Easing Young Readers into Nonfiction

Fiction is full of wild characters with silly voices who live in magical lands where pigeons drive buses and rabbit holes lead to fantastic adventures. No wonder it’s the genre many parents reach for when they have a child in their lap and some time to spare.

Many children don’t get their first taste of nonfiction reading until they get to school — and schools are serving up larger portions of it than ever before. The Common Core State Standards, established in 2012, recommend more nonfiction, or “informational texts,” in all K-12 classrooms, based on literacy experts’ reports that nonfiction lays important groundwork for college and career readiness.

After all the sweet escapes they’ve found through fiction, however, some kids might find nonfiction tough to swallow. These readers just need a nudge in the right direction, said Katharine Thurlow, program manager at the Johns Hopkins Center for Talented Youth.

“Everybody is curious about something, so it really comes down to figuring out what kids are curious about and finding them something to read about it,” she said.

Magazines like Time for Kids, National Geographic Kids, and Sports Illustrated Kids can grab emerging readers’ attention with short, timely articles and photos. They also help build vocabulary, comprehension skills, and knowledge of real-world issues — which they’ll use time and again as they grow, said CTY program manager Steve Barish.

Biographies can serve as another great entrée into nonfiction reading because they retain many of the same narrative elements as literature, Thurlow said.

“I feel lucky that when I was in fourth grade, there was a series of books about Pocahontas, Amelia Earhart, and more, and they were interesting.”

Kids can learn historical facts and character traits like perseverance, work ethic, leadership, and optimism by reading biographies about their favorite authors, celebrities, scientists, sports heroes, and historical figures, including those featured in Brad Metzger’s “Ordinary People Change the World” series. His subjects include Rosa Parks, Albert Einstein, Helen Keller, and Martin Luther King, Jr.

Thurlow recommends books from the publisher DK, which use engaging images and text to tackle a broad range of subjects, including birds, space, oceans, airplanes, weather, farm animals, knights and pirates. And the “how things work” series by Jennifer Swanson, a CTY science instructor, demystifies the internet, submarines, hybrid cars, and solar energy, for readers ages 6 and up.

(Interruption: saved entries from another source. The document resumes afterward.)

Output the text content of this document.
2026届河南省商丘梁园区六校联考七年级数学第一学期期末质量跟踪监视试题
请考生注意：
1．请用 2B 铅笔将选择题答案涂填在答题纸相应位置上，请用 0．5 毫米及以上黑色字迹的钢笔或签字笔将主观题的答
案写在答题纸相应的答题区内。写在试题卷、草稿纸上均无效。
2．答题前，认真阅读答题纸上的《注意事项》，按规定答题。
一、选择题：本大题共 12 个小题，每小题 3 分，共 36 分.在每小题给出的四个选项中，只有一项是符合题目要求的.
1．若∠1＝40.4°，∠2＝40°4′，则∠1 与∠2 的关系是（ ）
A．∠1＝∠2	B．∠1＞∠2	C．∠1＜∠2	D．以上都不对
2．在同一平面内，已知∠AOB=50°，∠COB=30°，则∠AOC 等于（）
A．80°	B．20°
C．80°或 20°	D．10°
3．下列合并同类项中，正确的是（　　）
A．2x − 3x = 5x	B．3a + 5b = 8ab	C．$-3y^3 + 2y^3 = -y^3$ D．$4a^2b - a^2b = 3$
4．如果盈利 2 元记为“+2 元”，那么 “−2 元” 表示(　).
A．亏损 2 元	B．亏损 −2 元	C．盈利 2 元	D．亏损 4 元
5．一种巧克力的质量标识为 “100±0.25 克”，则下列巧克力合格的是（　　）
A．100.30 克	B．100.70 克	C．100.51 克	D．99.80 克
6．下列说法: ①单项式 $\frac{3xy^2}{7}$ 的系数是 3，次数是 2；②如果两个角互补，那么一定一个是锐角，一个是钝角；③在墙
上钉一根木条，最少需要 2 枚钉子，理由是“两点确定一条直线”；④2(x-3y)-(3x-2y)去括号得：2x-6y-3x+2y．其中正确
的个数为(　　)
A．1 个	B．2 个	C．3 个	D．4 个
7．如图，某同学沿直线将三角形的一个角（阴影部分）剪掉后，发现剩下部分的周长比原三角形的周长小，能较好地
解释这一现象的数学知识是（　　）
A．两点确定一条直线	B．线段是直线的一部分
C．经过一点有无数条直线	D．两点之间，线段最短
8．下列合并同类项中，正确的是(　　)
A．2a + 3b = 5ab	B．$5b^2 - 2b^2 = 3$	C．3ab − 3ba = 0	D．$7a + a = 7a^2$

Cookbooks and other “how-to” books about making crafts, drawing, playing chess, and performing science experiments help kids practice reading and following instructions, all while learning a new skill.

Ultimately, it should be up to the child to select the nonfiction subjects he or she wants to explore outside of school.

“For kids who aren’t quite motivated to read yet, I suggest a parent-child trip to the bookstore or library and telling them they can choose any nonfiction book they want,” Barish said.